The purpose of a bottle heater is to keep the nitrous bottle warm, duh!
NitrousExpress have a bottle heater that regulates the heat based on the nitrous pressure. The NOS guys said that there are several problems with that 1) The NitrousExpress kit measures the pressure after the bottle valve, if you close the bottle valve and forget the heater on, BOOM! 2) When you start heating the bottle, the pressure will rise quickly without the whole bottle being warm. When you then open the solenoid the excess pressure blows out and you are left with the pressure that your cold nitrous can produce. The NOS bottle heater measures the temperature of the bottle instead. The kit they had before wasn't any good because 1) The heater element was too small, it sometimes took 20 minutes to get a bottle up to 84 from 60 Fahr. 2) The temp sensor wasn't any good, it would sometimes not record the temperature of the bottle correctly making the heater heat it too much. A new one that solves these issues is already designed but at the time of this writing there was problems with a sub-contractor.
If you have a bottle heater, it's a good thing to have a bottle blanket (shown below). It keeps the bottle temperature more stable and makes life a little easier for the heater.
NOS sells something that is called a Remote Bottle Valve (shown above). It's an electronically controlled on/off valve (a solenoid) that is mounted on the bottle after the manual valve and can be operated from the cockpit to turn the nitrous on or off in the system. I don't know if the NOS guys are being overly cautious but they say that you still have to close the manual bottle valve when you leave it for a longer time (like overnight). The remote bottle valve will let some pressure through even when it's closed and if you have a leaking solenoid seal, you WILL know about it when you start the engine! If you close the bottle during the night or make sure your seals are in good condition, I don't think you would have any problem with the remote bottle valve. I once got a little nitrous in the manifold when I was working on it and when I started the engine 15 minutes later it went to redline 0.01 seconds after the first ignition!!!!!
The last time I talked about this problem with NOS they suggested a T-valve instead (shown below). It has several advantages over the remote bottle valve, 1) it's much cheaper. 2) you can mount it inside the cockpit within each reach. 3) it's a 100% blocking seal when you turn it off, no leakage what so ever.

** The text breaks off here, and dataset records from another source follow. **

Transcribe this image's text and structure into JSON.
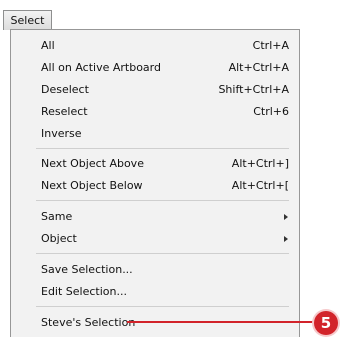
{
  "menubar": {
    "label": "Select"
  },
  "menu": {
    "items": [
      {
        "label": "All",
        "shortcut": "Ctrl+A"
      },
      {
        "label": "All on Active Artboard",
        "shortcut": "Alt+Ctrl+A"
      },
      {
        "label": "Deselect",
        "shortcut": "Shift+Ctrl+A"
      },
      {
        "label": "Reselect",
        "shortcut": "Ctrl+6"
      },
      {
        "label": "Inverse",
        "shortcut": ""
      },
      {
        "label": "Next Object Above",
        "shortcut": "Alt+Ctrl+]"
      },
      {
        "label": "Next Object Below",
        "shortcut": "Alt+Ctrl+["
      },
      {
        "label": "Same",
        "submenu": "true"
      },
      {
        "label": "Object",
        "submenu": "true"
      },
      {
        "label": "Save Selection..."
      },
      {
        "label": "Edit Selection..."
      },
      {
        "label": "Steve's Selection"
      }
    ]
  },
  "callout": {
    "number": "5",
    "color": "#d2232a"
  }
}
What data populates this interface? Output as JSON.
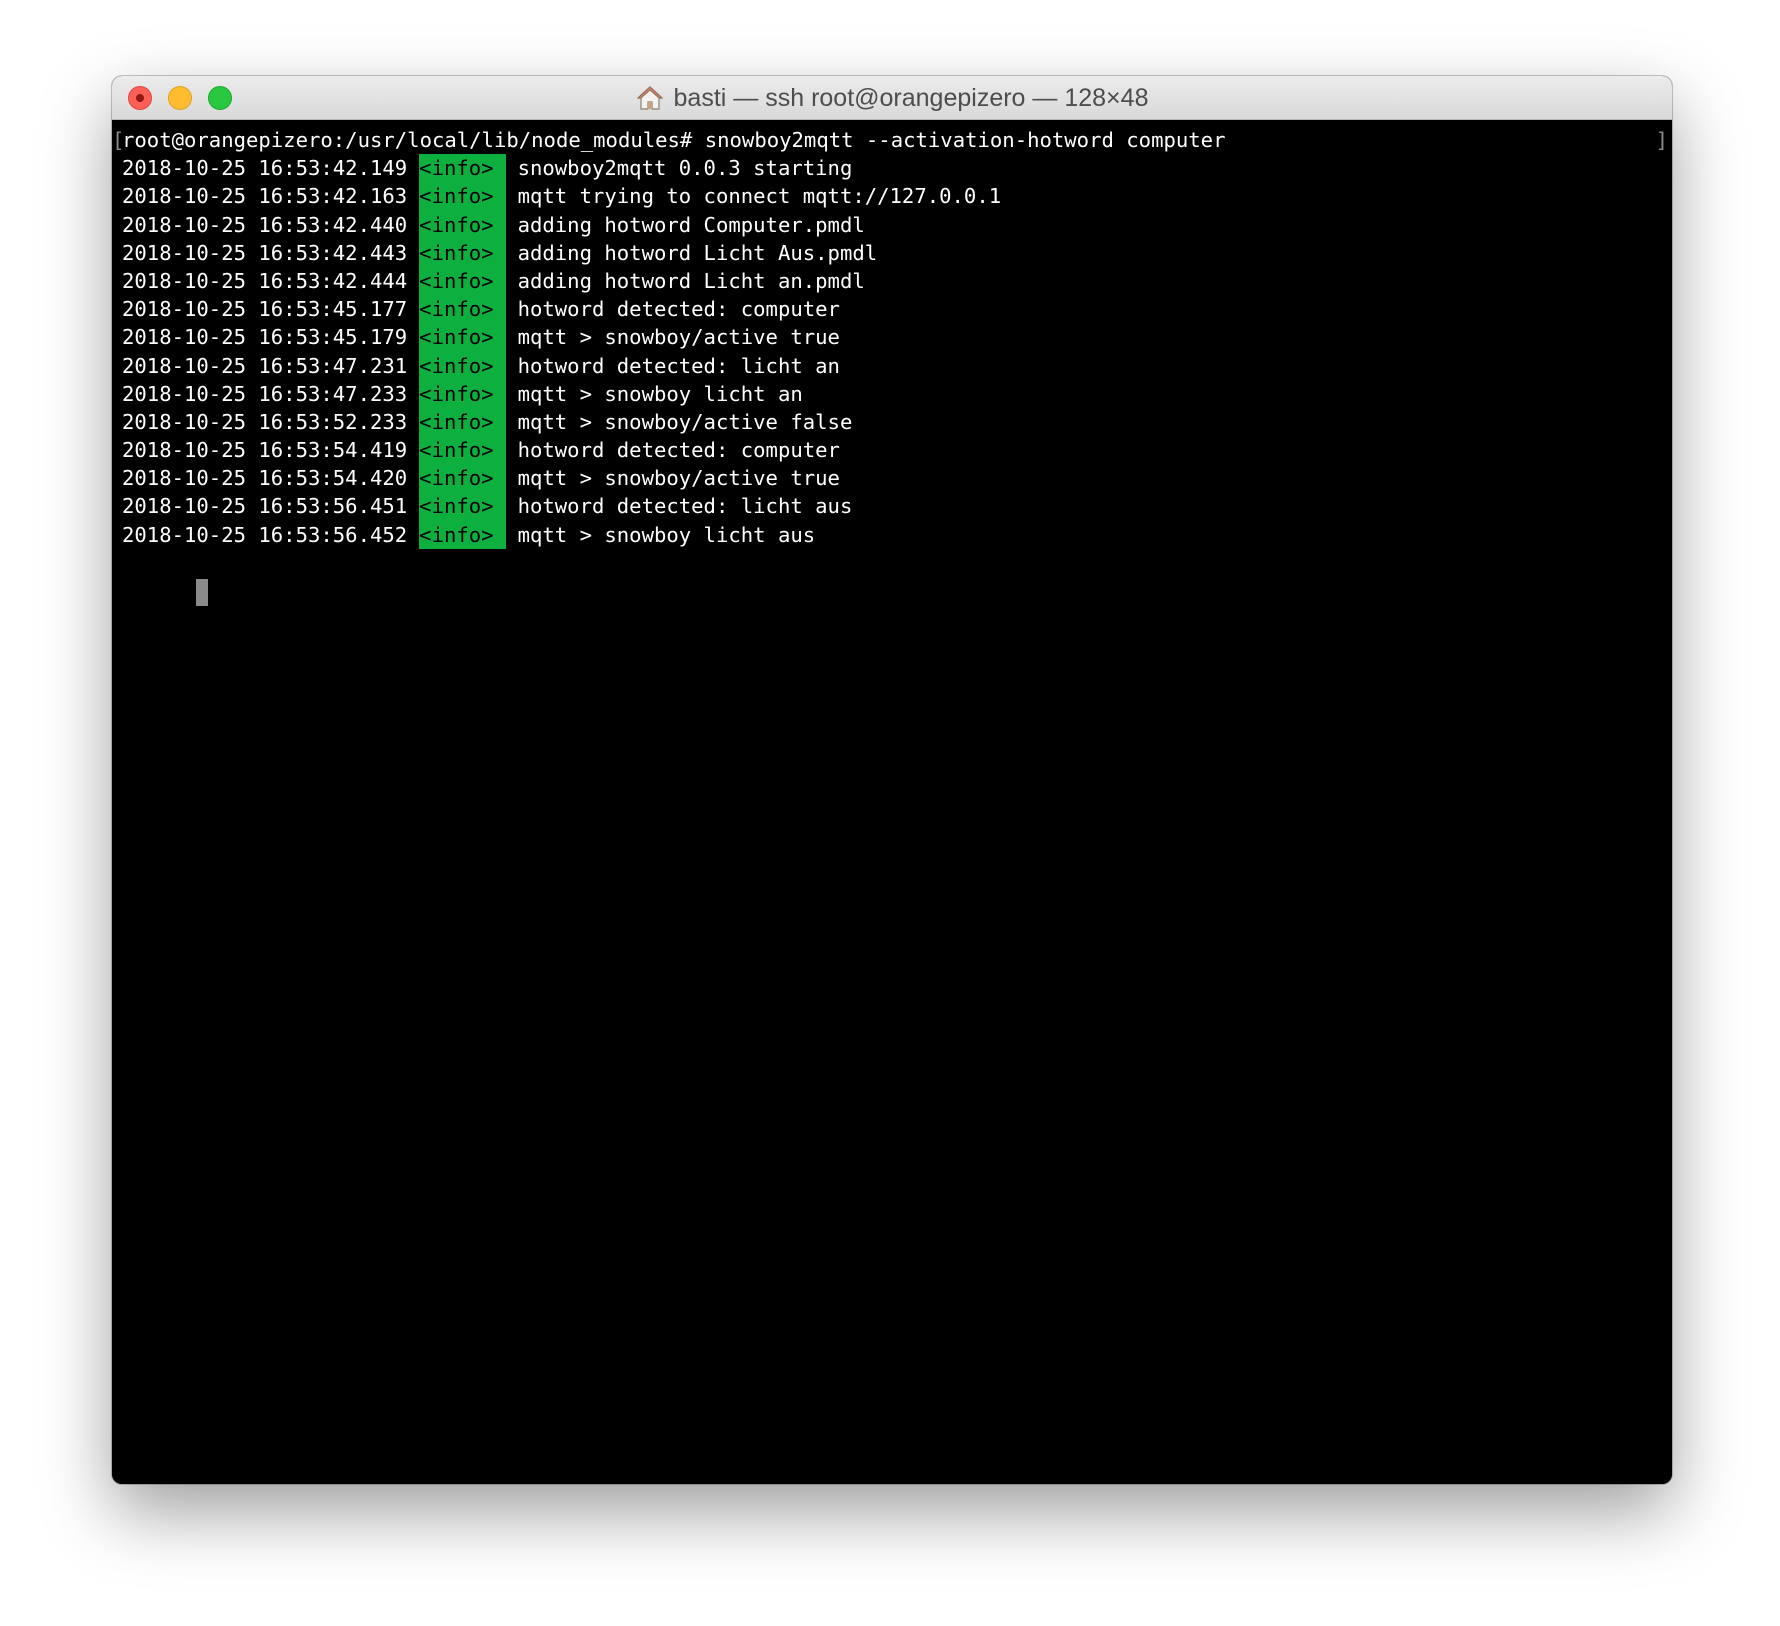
{
  "window": {
    "title": "basti — ssh root@orangepizero — 128×48"
  },
  "terminal": {
    "prompt": "root@orangepizero:/usr/local/lib/node_modules# snowboy2mqtt --activation-hotword computer",
    "bracket_left": "[",
    "bracket_right": "]",
    "lines": [
      {
        "ts": "2018-10-25 16:53:42.149",
        "level": "<info>",
        "msg": "snowboy2mqtt 0.0.3 starting"
      },
      {
        "ts": "2018-10-25 16:53:42.163",
        "level": "<info>",
        "msg": "mqtt trying to connect mqtt://127.0.0.1"
      },
      {
        "ts": "2018-10-25 16:53:42.440",
        "level": "<info>",
        "msg": "adding hotword Computer.pmdl"
      },
      {
        "ts": "2018-10-25 16:53:42.443",
        "level": "<info>",
        "msg": "adding hotword Licht Aus.pmdl"
      },
      {
        "ts": "2018-10-25 16:53:42.444",
        "level": "<info>",
        "msg": "adding hotword Licht an.pmdl"
      },
      {
        "ts": "2018-10-25 16:53:45.177",
        "level": "<info>",
        "msg": "hotword detected: computer"
      },
      {
        "ts": "2018-10-25 16:53:45.179",
        "level": "<info>",
        "msg": "mqtt > snowboy/active true"
      },
      {
        "ts": "2018-10-25 16:53:47.231",
        "level": "<info>",
        "msg": "hotword detected: licht an"
      },
      {
        "ts": "2018-10-25 16:53:47.233",
        "level": "<info>",
        "msg": "mqtt > snowboy licht an"
      },
      {
        "ts": "2018-10-25 16:53:52.233",
        "level": "<info>",
        "msg": "mqtt > snowboy/active false"
      },
      {
        "ts": "2018-10-25 16:53:54.419",
        "level": "<info>",
        "msg": "hotword detected: computer"
      },
      {
        "ts": "2018-10-25 16:53:54.420",
        "level": "<info>",
        "msg": "mqtt > snowboy/active true"
      },
      {
        "ts": "2018-10-25 16:53:56.451",
        "level": "<info>",
        "msg": "hotword detected: licht aus"
      },
      {
        "ts": "2018-10-25 16:53:56.452",
        "level": "<info>",
        "msg": "mqtt > snowboy licht aus"
      }
    ]
  },
  "colors": {
    "info_badge_bg": "#0db03e",
    "terminal_bg": "#000000",
    "terminal_fg": "#ffffff"
  },
  "icons": {
    "close": "close-icon",
    "minimize": "minimize-icon",
    "maximize": "maximize-icon",
    "title": "home-icon"
  }
}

A purge valve can be use for two things. When the system is pressurized (valves open but the solenoid is closed), the nitrous in the line closest to the solenoid starts to turn in to gas instead of liquid. The primary usage of a purge valve is to let that gas out so you'll have liquid at the solenoid. The other thing you can use it for is to let the pressure out of the system after you've closed the valves, thereby releasing the pressure on the solenoid and extending its life.